By Staff -- Purchasing, 2/8/2001

Solvay S.A., the international pharmaceutical and chemical group headquartered in Brussels, Belgium, recently forged an agreement with British Petroleum (BP), based in the U.K., which would result in a strengthened global position for each company in its respective core polymer markets.

The agreement would essentially transfer Solvay's polypropylene (PP) business to BP, and Solvay would receive BP's engineering polymers business. In addition, it provides for two joint ventures to manufacture high-density polyethylene ( HDPE ) in Europe, North America and South America.

For the U.S. joint venture, Solvay would own 51% of the combined HDPE business, while BP would own the remaining 49%. The second JV, covering Europe and one small facility in Brazil, would be owned equally. Also, BP's shares in its existing HDPE joint ventures in Indonesia, Malaysia and the Philippines will not be contributed, according to a source at Solvay.

"From our point of view, the agreement would double our sales of engineering polymers (to approximately 700 million euros, giving us a leadership position in this innovative, high-growth market," says Martial Tardy, corporate press representative at Solvay.

When completed, the deal would create the third-largest player in the worldwide high-density polyethylene market (HDPE), and the largest player in Europe. Previously, Solvay ranked fifth worldwide and BP ranked eleventh in the HDPE market, according to Solvay. Combined annual production capacity is estimated at 2.2 million tons.

"As for polypropylene (PP), we're exiting a market in which we were not big enough to compete effectively," Tardy says. As a result, Solvay will turn over its PP business, valued at 500 million euro/yr, and with a total capacity of about 780,000 tons/yr.

The deal offers the companies a win-win solution to aligning their operations to maximize growth. Along with the advantages of the deal to Solvay's operations, BP will benefit from its re-emergence in the U.S. HDPE market.

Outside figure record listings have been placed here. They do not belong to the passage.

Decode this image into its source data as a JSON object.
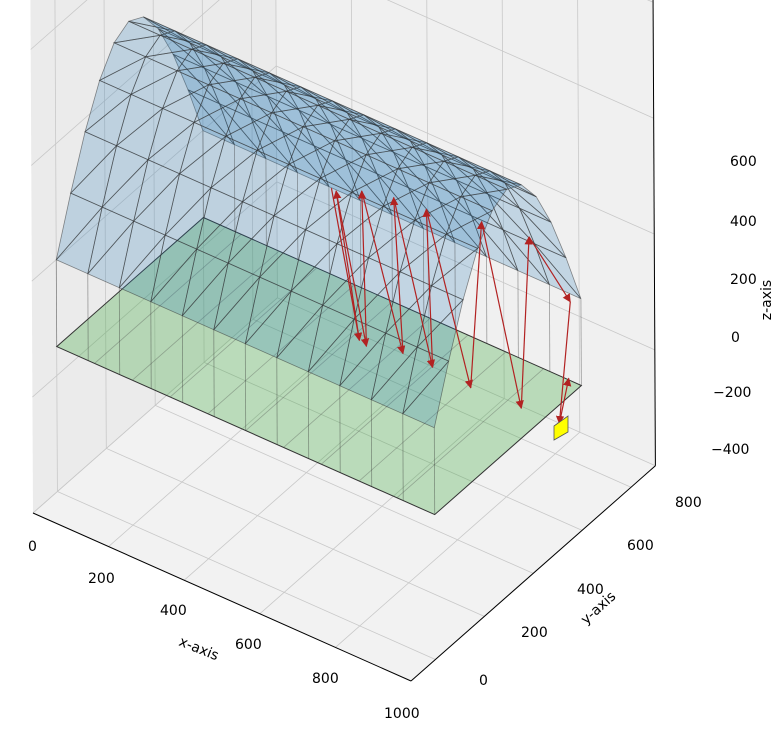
{
  "chart_data": {
    "type": "3d-surface",
    "title": "",
    "xlabel": "x-axis",
    "ylabel": "y-axis",
    "zlabel": "z-axis",
    "xlim": [
      0,
      1000
    ],
    "ylim": [
      -100,
      900
    ],
    "zlim": [
      -400,
      600
    ],
    "x_ticks": [
      "0",
      "200",
      "400",
      "600",
      "800",
      "1000"
    ],
    "y_ticks": [
      "0",
      "200",
      "400",
      "600",
      "800"
    ],
    "z_ticks": [
      "−400",
      "−200",
      "0",
      "200",
      "400",
      "600"
    ],
    "grid": true,
    "panes": "light-gray",
    "surfaces": [
      {
        "name": "",
        "shape": "half-cylinder vault",
        "x_range": [
          0,
          1000
        ],
        "y_range": [
          0,
          600
        ],
        "base_z": 0,
        "crown_z": 300,
        "face_color": "#1f77b4",
        "edge_color": "#333333"
      },
      {
        "name": "",
        "shape": "floor",
        "x_range": [
          0,
          1000
        ],
        "y_range": [
          0,
          600
        ],
        "z": -150,
        "face_color": "#2ca02c",
        "edge_color": "#333333"
      }
    ],
    "ray_segments_2d": [
      [
        [
          0.426,
          0.258
        ],
        [
          0.462,
          0.467
        ]
      ],
      [
        [
          0.462,
          0.467
        ],
        [
          0.432,
          0.262
        ]
      ],
      [
        [
          0.432,
          0.262
        ],
        [
          0.471,
          0.475
        ]
      ],
      [
        [
          0.471,
          0.475
        ],
        [
          0.465,
          0.262
        ]
      ],
      [
        [
          0.465,
          0.262
        ],
        [
          0.518,
          0.485
        ]
      ],
      [
        [
          0.518,
          0.485
        ],
        [
          0.506,
          0.271
        ]
      ],
      [
        [
          0.506,
          0.271
        ],
        [
          0.556,
          0.504
        ]
      ],
      [
        [
          0.556,
          0.504
        ],
        [
          0.548,
          0.287
        ]
      ],
      [
        [
          0.548,
          0.287
        ],
        [
          0.605,
          0.532
        ]
      ],
      [
        [
          0.605,
          0.532
        ],
        [
          0.619,
          0.304
        ]
      ],
      [
        [
          0.619,
          0.304
        ],
        [
          0.67,
          0.56
        ]
      ],
      [
        [
          0.67,
          0.56
        ],
        [
          0.68,
          0.325
        ]
      ],
      [
        [
          0.68,
          0.325
        ],
        [
          0.733,
          0.414
        ]
      ],
      [
        [
          0.733,
          0.414
        ],
        [
          0.719,
          0.581
        ]
      ],
      [
        [
          0.719,
          0.581
        ],
        [
          0.731,
          0.519
        ]
      ]
    ],
    "ray_color": "#b22222",
    "receiver": {
      "color": "#ffff00",
      "position": "near x=1000, y=600, floor level"
    }
  }
}
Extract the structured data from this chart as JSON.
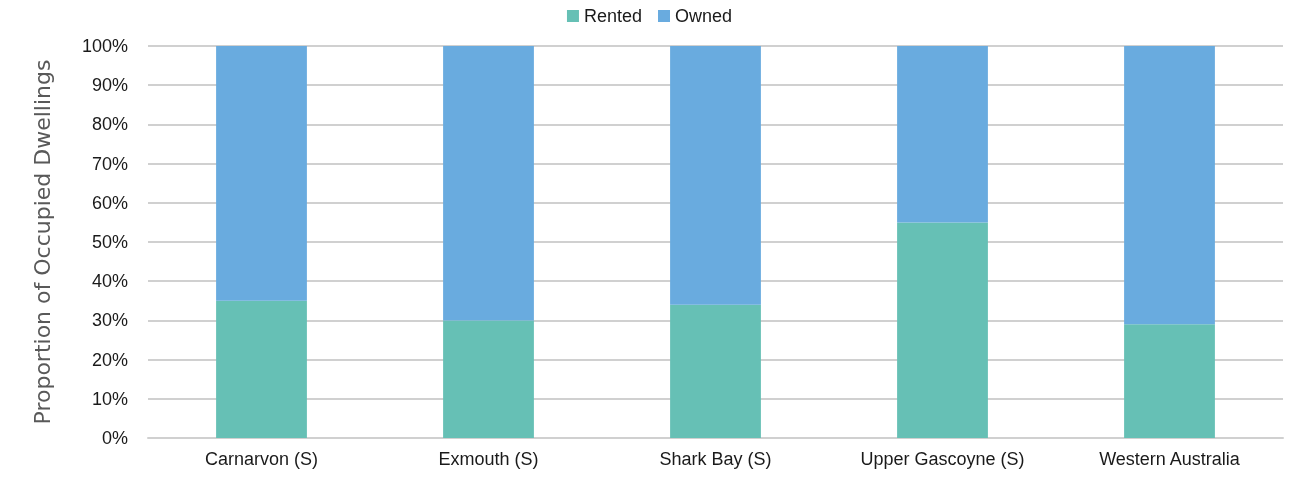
{
  "chart_data": {
    "type": "bar",
    "stacked": true,
    "ylabel": "Proportion of Occupied Dwellings",
    "categories": [
      "Carnarvon (S)",
      "Exmouth (S)",
      "Shark Bay (S)",
      "Upper Gascoyne (S)",
      "Western Australia"
    ],
    "series": [
      {
        "name": "Rented",
        "color": "#66c0b5",
        "values": [
          35,
          30,
          34,
          55,
          29
        ]
      },
      {
        "name": "Owned",
        "color": "#69abdf",
        "values": [
          65,
          70,
          66,
          45,
          71
        ]
      }
    ],
    "ylim": [
      0,
      100
    ],
    "yticks": [
      {
        "value": 0,
        "label": "0%"
      },
      {
        "value": 10,
        "label": "10%"
      },
      {
        "value": 20,
        "label": "20%"
      },
      {
        "value": 30,
        "label": "30%"
      },
      {
        "value": 40,
        "label": "40%"
      },
      {
        "value": 50,
        "label": "50%"
      },
      {
        "value": 60,
        "label": "60%"
      },
      {
        "value": 70,
        "label": "70%"
      },
      {
        "value": 80,
        "label": "80%"
      },
      {
        "value": 90,
        "label": "90%"
      },
      {
        "value": 100,
        "label": "100%"
      }
    ],
    "grid": "y",
    "legend": "top"
  }
}
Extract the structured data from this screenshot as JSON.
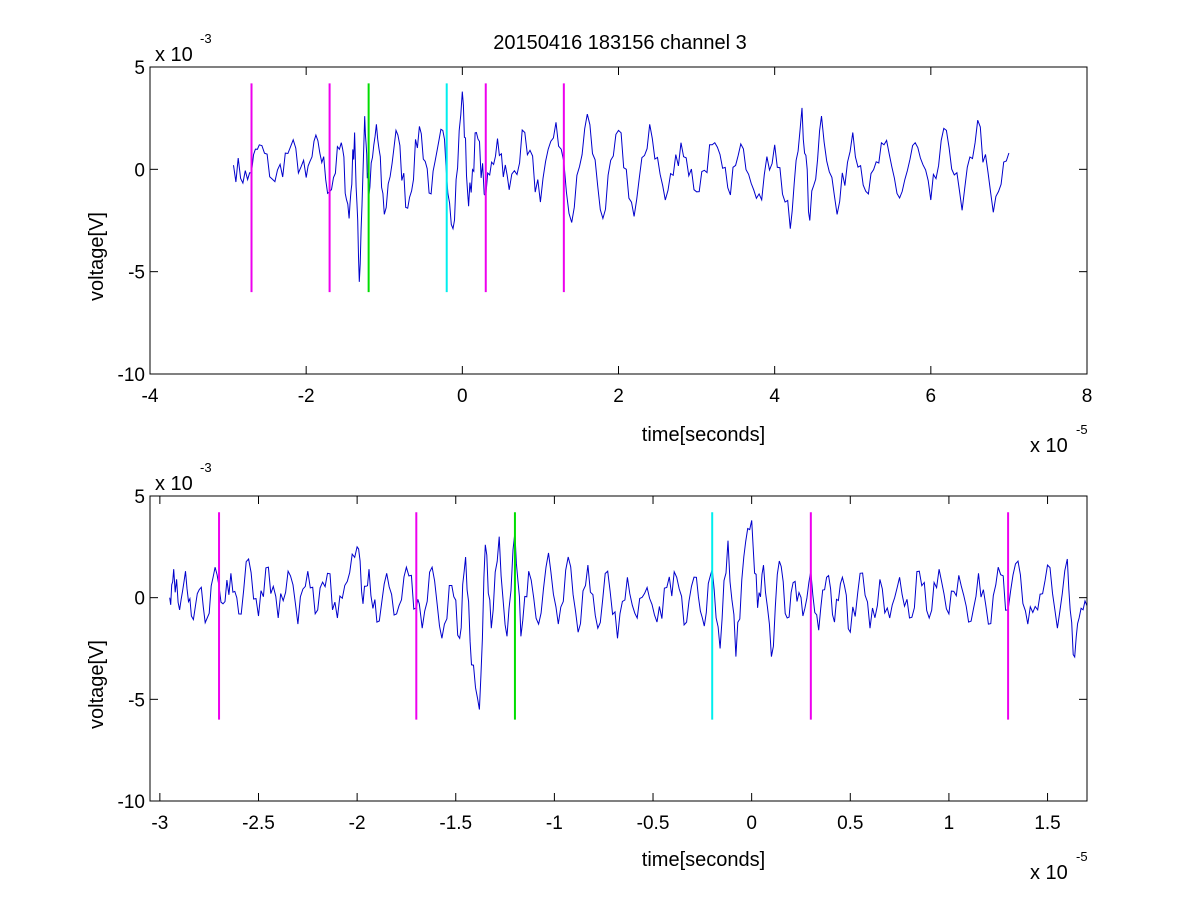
{
  "figure": {
    "title": "20150416 183156 channel 3"
  },
  "colors": {
    "signal": "#0000cc",
    "magenta": "#ee00ee",
    "green": "#00dd00",
    "cyan": "#00eeee",
    "axes": "#000000"
  },
  "chart_data": [
    {
      "type": "line",
      "title": "20150416 183156 channel 3",
      "xlabel": "time[seconds]",
      "ylabel": "voltage[V]",
      "x_multiplier": "x 10",
      "x_exponent": "-5",
      "y_multiplier": "x 10",
      "y_exponent": "-3",
      "xlim": [
        -4,
        8
      ],
      "ylim": [
        -10,
        5
      ],
      "x_ticks": [
        -4,
        -2,
        0,
        2,
        4,
        6,
        8
      ],
      "x_tick_labels": [
        "-4",
        "-2",
        "0",
        "2",
        "4",
        "6",
        "8"
      ],
      "y_ticks": [
        -10,
        -5,
        0,
        5
      ],
      "y_tick_labels": [
        "-10",
        "-5",
        "0",
        "5"
      ],
      "grid": false,
      "series": [
        {
          "color": "#0000cc",
          "x_range": [
            -2.93,
            7.0
          ],
          "x": [
            -2.93,
            -2.75,
            -2.6,
            -2.4,
            -2.2,
            -2.0,
            -1.85,
            -1.7,
            -1.55,
            -1.45,
            -1.38,
            -1.32,
            -1.25,
            -1.2,
            -1.1,
            -1.0,
            -0.85,
            -0.7,
            -0.55,
            -0.4,
            -0.25,
            -0.12,
            0.0,
            0.08,
            0.18,
            0.3,
            0.45,
            0.6,
            0.8,
            1.0,
            1.2,
            1.4,
            1.6,
            1.8,
            2.0,
            2.2,
            2.4,
            2.6,
            2.8,
            3.0,
            3.2,
            3.4,
            3.6,
            3.8,
            4.0,
            4.2,
            4.35,
            4.45,
            4.6,
            4.8,
            5.0,
            5.2,
            5.4,
            5.6,
            5.8,
            6.0,
            6.2,
            6.4,
            6.6,
            6.8,
            7.0
          ],
          "y": [
            0.2,
            -0.5,
            1.2,
            -0.6,
            1.1,
            -0.4,
            1.4,
            -1.1,
            1.3,
            -2.4,
            1.8,
            -5.5,
            2.6,
            -1.4,
            2.2,
            -2.2,
            1.9,
            -1.9,
            2.1,
            -1.2,
            1.9,
            -2.9,
            3.8,
            -1.8,
            1.8,
            -1.3,
            1.5,
            -1.0,
            1.8,
            -1.6,
            2.3,
            -2.6,
            2.7,
            -2.4,
            1.9,
            -2.3,
            2.2,
            -1.5,
            1.3,
            -1.1,
            1.2,
            -0.9,
            1.0,
            -1.2,
            1.2,
            -2.9,
            3.0,
            -2.5,
            2.6,
            -2.2,
            1.8,
            -1.2,
            1.2,
            -1.4,
            1.3,
            -1.5,
            1.9,
            -2.0,
            2.4,
            -2.1,
            0.8
          ]
        }
      ],
      "markers": [
        {
          "x": -2.7,
          "color": "#ee00ee"
        },
        {
          "x": -1.7,
          "color": "#ee00ee"
        },
        {
          "x": -1.2,
          "color": "#00dd00"
        },
        {
          "x": -0.2,
          "color": "#00eeee"
        },
        {
          "x": 0.3,
          "color": "#ee00ee"
        },
        {
          "x": 1.3,
          "color": "#ee00ee"
        }
      ],
      "marker_yrange": [
        -6,
        4.2
      ]
    },
    {
      "type": "line",
      "xlabel": "time[seconds]",
      "ylabel": "voltage[V]",
      "x_multiplier": "x 10",
      "x_exponent": "-5",
      "y_multiplier": "x 10",
      "y_exponent": "-3",
      "xlim": [
        -3.05,
        1.7
      ],
      "ylim": [
        -10,
        5
      ],
      "x_ticks": [
        -3,
        -2.5,
        -2,
        -1.5,
        -1,
        -0.5,
        0,
        0.5,
        1,
        1.5
      ],
      "x_tick_labels": [
        "-3",
        "-2.5",
        "-2",
        "-1.5",
        "-1",
        "-0.5",
        "0",
        "0.5",
        "1",
        "1.5"
      ],
      "y_ticks": [
        -10,
        -5,
        0,
        5
      ],
      "y_tick_labels": [
        "-10",
        "-5",
        "0",
        "5"
      ],
      "grid": false,
      "series": [
        {
          "color": "#0000cc",
          "x": [
            -2.95,
            -2.93,
            -2.9,
            -2.87,
            -2.84,
            -2.8,
            -2.76,
            -2.72,
            -2.68,
            -2.64,
            -2.6,
            -2.55,
            -2.5,
            -2.45,
            -2.4,
            -2.35,
            -2.3,
            -2.25,
            -2.2,
            -2.15,
            -2.1,
            -2.05,
            -2.0,
            -1.97,
            -1.94,
            -1.9,
            -1.85,
            -1.8,
            -1.75,
            -1.7,
            -1.67,
            -1.62,
            -1.57,
            -1.52,
            -1.48,
            -1.45,
            -1.42,
            -1.38,
            -1.35,
            -1.32,
            -1.28,
            -1.24,
            -1.2,
            -1.17,
            -1.13,
            -1.08,
            -1.03,
            -0.98,
            -0.93,
            -0.88,
            -0.83,
            -0.78,
            -0.73,
            -0.68,
            -0.63,
            -0.58,
            -0.53,
            -0.48,
            -0.43,
            -0.38,
            -0.33,
            -0.28,
            -0.24,
            -0.2,
            -0.16,
            -0.12,
            -0.08,
            -0.04,
            0.0,
            0.03,
            0.06,
            0.1,
            0.14,
            0.18,
            0.22,
            0.26,
            0.3,
            0.34,
            0.38,
            0.42,
            0.46,
            0.5,
            0.55,
            0.6,
            0.65,
            0.7,
            0.75,
            0.8,
            0.85,
            0.9,
            0.95,
            1.0,
            1.05,
            1.1,
            1.15,
            1.2,
            1.25,
            1.3,
            1.35,
            1.4,
            1.45,
            1.5,
            1.55,
            1.6,
            1.63,
            1.66,
            1.7
          ],
          "y": [
            0.0,
            1.4,
            -0.6,
            1.3,
            -0.9,
            0.4,
            -1.0,
            1.5,
            -0.3,
            1.2,
            -0.8,
            1.9,
            -0.9,
            1.5,
            -1.0,
            1.3,
            -1.3,
            1.3,
            -0.6,
            1.2,
            -1.0,
            0.8,
            2.5,
            -0.3,
            1.4,
            -1.2,
            1.2,
            -0.8,
            1.5,
            -0.5,
            -1.5,
            1.5,
            -2.0,
            0.6,
            -2.0,
            2.0,
            -3.3,
            -5.5,
            2.6,
            -1.5,
            3.0,
            -1.9,
            3.2,
            -1.9,
            1.3,
            -1.3,
            2.2,
            -1.3,
            2.0,
            -1.7,
            1.6,
            -1.5,
            1.3,
            -2.0,
            1.0,
            -1.0,
            0.5,
            -1.2,
            0.5,
            1.0,
            -1.2,
            1.0,
            -1.4,
            1.4,
            -2.5,
            2.8,
            -2.9,
            2.0,
            3.8,
            -0.5,
            1.6,
            -2.9,
            1.8,
            -1.0,
            0.8,
            -0.9,
            1.3,
            -1.6,
            1.0,
            -1.2,
            1.0,
            -1.7,
            1.2,
            -1.5,
            0.9,
            -1.0,
            1.0,
            -1.0,
            1.3,
            -1.0,
            1.4,
            -0.8,
            1.1,
            -1.2,
            1.2,
            -1.3,
            1.5,
            -0.6,
            1.8,
            -1.3,
            -0.6,
            1.6,
            -1.5,
            1.9,
            -2.8,
            -1.0,
            -0.4
          ]
        }
      ],
      "markers": [
        {
          "x": -2.7,
          "color": "#ee00ee"
        },
        {
          "x": -1.7,
          "color": "#ee00ee"
        },
        {
          "x": -1.2,
          "color": "#00dd00"
        },
        {
          "x": -0.2,
          "color": "#00eeee"
        },
        {
          "x": 0.3,
          "color": "#ee00ee"
        },
        {
          "x": 1.3,
          "color": "#ee00ee"
        }
      ],
      "marker_yrange": [
        -6,
        4.2
      ]
    }
  ]
}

Some years ago, the company exited the market due to a weak position caused by insufficient scale.

"Now BP is re-entering the market under optimal conditions," says Solvay's Tardy. "The company is now a global petrochemical company with access to hydrocarbons around the world and a strong position in the olefins wedge," Tardy says. "Through these ventures, Solvay can access global feedstocks and markets that will allow the JVs to grow faster and more efficiently than either company could on a standalone basis," he says. "Also, ethylene supply at competitive prices in Europe and the U.S. is one of Solvay's motivations for this venture," Tardy says.

The agreement must clear both companies' due diligence and approval from regulatory bodies, both in Europe and in the U.S. Its completion is anticipated by June 2001. The issue of choosing a corporate headquarters for the JVs will be decided over the coming months.